America needs economic growth to maintain
its high living standards, support its military power, and continue
its influence around the world. To increase economic growth,
America needs to "get serious" about the race by immediately
sprinting toward economic freedom.
What the Bush Administration and Congress
Should Do
The
U.S. government should support economic freedom by all means at its
disposal. Keeping America free of protectionism and special favors
while reducing the fiscal burden of government will foster economic
growth. To that end, both Congress and the Bush Administration
should work together to:
- Cut expenditures
to balance the federal budget. The federal government can
balance its budget in two ways: cutting expenditures or raising
taxes.
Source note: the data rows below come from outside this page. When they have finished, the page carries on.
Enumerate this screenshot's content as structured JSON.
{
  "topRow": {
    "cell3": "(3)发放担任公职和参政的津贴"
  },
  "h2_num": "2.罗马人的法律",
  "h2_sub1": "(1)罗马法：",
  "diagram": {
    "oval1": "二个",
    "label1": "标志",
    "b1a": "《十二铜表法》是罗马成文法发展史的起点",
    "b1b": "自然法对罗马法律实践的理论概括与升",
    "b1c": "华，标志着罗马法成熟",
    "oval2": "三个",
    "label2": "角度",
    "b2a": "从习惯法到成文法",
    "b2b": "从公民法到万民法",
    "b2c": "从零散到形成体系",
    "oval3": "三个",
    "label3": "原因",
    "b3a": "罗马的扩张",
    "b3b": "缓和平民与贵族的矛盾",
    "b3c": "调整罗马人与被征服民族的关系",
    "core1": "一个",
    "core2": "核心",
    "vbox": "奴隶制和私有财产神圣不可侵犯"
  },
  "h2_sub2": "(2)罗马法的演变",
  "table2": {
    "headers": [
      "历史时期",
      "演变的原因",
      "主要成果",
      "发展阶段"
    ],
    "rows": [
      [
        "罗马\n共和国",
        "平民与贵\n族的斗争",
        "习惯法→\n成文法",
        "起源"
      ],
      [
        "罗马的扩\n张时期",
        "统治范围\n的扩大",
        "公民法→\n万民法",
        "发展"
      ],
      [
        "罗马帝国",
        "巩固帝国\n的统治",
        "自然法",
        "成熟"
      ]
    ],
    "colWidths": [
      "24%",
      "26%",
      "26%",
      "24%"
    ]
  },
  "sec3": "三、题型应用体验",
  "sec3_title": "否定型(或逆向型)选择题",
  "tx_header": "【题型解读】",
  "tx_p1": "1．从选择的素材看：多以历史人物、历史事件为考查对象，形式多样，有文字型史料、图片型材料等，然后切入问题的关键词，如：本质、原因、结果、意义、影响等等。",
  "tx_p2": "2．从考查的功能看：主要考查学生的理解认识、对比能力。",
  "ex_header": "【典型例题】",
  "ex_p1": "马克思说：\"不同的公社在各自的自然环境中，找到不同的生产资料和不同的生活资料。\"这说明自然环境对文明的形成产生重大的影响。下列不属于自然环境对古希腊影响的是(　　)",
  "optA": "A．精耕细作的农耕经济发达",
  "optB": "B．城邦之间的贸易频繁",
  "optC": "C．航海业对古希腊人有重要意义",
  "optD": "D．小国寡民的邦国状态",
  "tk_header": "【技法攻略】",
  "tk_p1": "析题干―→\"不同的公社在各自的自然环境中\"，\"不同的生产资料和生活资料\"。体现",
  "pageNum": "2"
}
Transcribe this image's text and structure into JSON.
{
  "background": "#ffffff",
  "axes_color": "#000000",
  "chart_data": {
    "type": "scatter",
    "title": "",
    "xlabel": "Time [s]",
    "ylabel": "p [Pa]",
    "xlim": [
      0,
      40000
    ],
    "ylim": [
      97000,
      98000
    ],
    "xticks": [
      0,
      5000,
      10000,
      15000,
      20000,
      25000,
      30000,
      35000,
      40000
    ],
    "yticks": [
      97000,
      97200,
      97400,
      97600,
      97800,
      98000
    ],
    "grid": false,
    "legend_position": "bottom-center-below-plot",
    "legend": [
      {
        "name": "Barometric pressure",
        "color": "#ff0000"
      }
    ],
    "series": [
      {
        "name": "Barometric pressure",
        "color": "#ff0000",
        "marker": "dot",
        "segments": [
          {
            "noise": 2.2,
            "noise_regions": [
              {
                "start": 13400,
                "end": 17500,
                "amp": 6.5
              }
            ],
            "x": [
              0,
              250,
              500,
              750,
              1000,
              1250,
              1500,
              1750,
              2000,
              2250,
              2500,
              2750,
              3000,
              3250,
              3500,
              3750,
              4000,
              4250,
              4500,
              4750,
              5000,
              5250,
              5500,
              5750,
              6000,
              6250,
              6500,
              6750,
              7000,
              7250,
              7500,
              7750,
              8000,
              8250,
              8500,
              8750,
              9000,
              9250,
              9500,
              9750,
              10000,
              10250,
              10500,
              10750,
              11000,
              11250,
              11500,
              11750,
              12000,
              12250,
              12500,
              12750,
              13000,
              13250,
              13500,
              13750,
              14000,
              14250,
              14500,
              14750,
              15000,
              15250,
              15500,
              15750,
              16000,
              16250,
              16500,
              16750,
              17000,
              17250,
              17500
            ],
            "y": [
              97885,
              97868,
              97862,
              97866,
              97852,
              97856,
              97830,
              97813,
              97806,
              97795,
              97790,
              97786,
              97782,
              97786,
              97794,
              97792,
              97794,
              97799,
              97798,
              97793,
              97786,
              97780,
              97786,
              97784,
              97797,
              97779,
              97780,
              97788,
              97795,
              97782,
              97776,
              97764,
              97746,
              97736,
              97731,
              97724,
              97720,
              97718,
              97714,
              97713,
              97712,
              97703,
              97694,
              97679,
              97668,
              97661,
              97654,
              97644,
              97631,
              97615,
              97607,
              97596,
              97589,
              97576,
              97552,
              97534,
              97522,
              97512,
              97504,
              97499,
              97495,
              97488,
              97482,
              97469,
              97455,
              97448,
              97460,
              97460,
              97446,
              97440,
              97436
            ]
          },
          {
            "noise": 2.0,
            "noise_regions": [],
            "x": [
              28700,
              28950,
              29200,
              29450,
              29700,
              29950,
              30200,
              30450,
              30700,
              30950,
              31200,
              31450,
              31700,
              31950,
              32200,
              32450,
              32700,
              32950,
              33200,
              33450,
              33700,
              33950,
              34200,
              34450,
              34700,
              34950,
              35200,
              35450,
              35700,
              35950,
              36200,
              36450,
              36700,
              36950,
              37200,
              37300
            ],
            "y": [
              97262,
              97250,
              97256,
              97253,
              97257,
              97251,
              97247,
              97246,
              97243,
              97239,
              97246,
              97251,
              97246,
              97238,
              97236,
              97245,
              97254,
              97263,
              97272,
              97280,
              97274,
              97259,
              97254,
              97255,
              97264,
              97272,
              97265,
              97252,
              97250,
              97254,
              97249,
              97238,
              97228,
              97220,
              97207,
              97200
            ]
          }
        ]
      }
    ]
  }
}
Raising taxes means people keep less of what they earn,
reducing incentives to produce more, thus thwarting economic
growth. Therefore, the U.S. government should reduce government
expenditures to ease the fiscal burden of government. Riedl
recommends a strategy to keep federal spending under control, which
includes the following actions:
-
Cutting federal spending immediately;
-
Freezing discretionary spending (which has
increased by almost 40 percent since 2001) in 2005;
-
Reforming entitlements, including Medicare
and farm subsidies; and
-
Reforming the budget process so that it
limits spending growth and the ability for the government to pass
on the burden of today's spending to future generations.
-
Eliminate
agricultural subsidies, antidumping measures, and other
protectionist policies. Subsidies and special protections
benefit small economic interests or sectors at the expense of
millions of American consumers and producers. They translate into
higher prices, which disproportionally affect poor Americans. The
Bush Administration should advance an agenda to eliminate
agricultural subsidies at the WTO. It should take advantage of
Europe's recent proposal to put the Doha round back on track by
ending agricultural export subsidies, and it should encourage Japan
to eliminate agricultural export subsidies as well.
- Continue to
support the expansion of free trade. So far, the Bush
Administration has advanced free trade agreements with Chile and
Singapore and has completed negotiations with Central America,
Australia, and Morocco. It should continue to negotiate free trade
agreements with other countries around the world and Congress
should approve these trade agreements.
Conclusion
America has been losing the "economic
freedom" race for the last five years, according to the Index of
Economic Freedom. That is worrisome because economic freedom is the
foundation of U.S. economic growth and strength, and economic
strength is the foundation of America's high living standards,
military power, and overall power around the world.
The
United States is falling behind, not just because it has tinkered
with trade barriers and increased federal spending to the point of
compromising the wealth of future generations, but also because it
has been resting on its laurels enjoying its former reputation as
the freest and most business-friendly economy in the world. That
advantage is over. According to the Index, nine countries now score
better on economic freedom than the United States.
Both
the Bush Administration and Congress should support policies that
advance economic freedom, so that the U.S. economy can grow
strongly and thus provide resources to maintain America's high
living standards, increase its military strength and security, and
continue its role as a world leader. To that end, the Bush
Administration and Congress should cut spending to balance the
federal budget; eliminate agricultural subsidies, antidumping, and
other protectionist policies; reform social welfare entitlement
programs; and continue to support the expansion of free trade. More
economic freedom at home will ensure that a healthy U.S. economy
remains the solid basis of American prosperity and strength.
Ana Isabel Eiras is Senior Policy
Analyst for International Economics in the Center for International
Trade and Economics at The Heritage Foundation.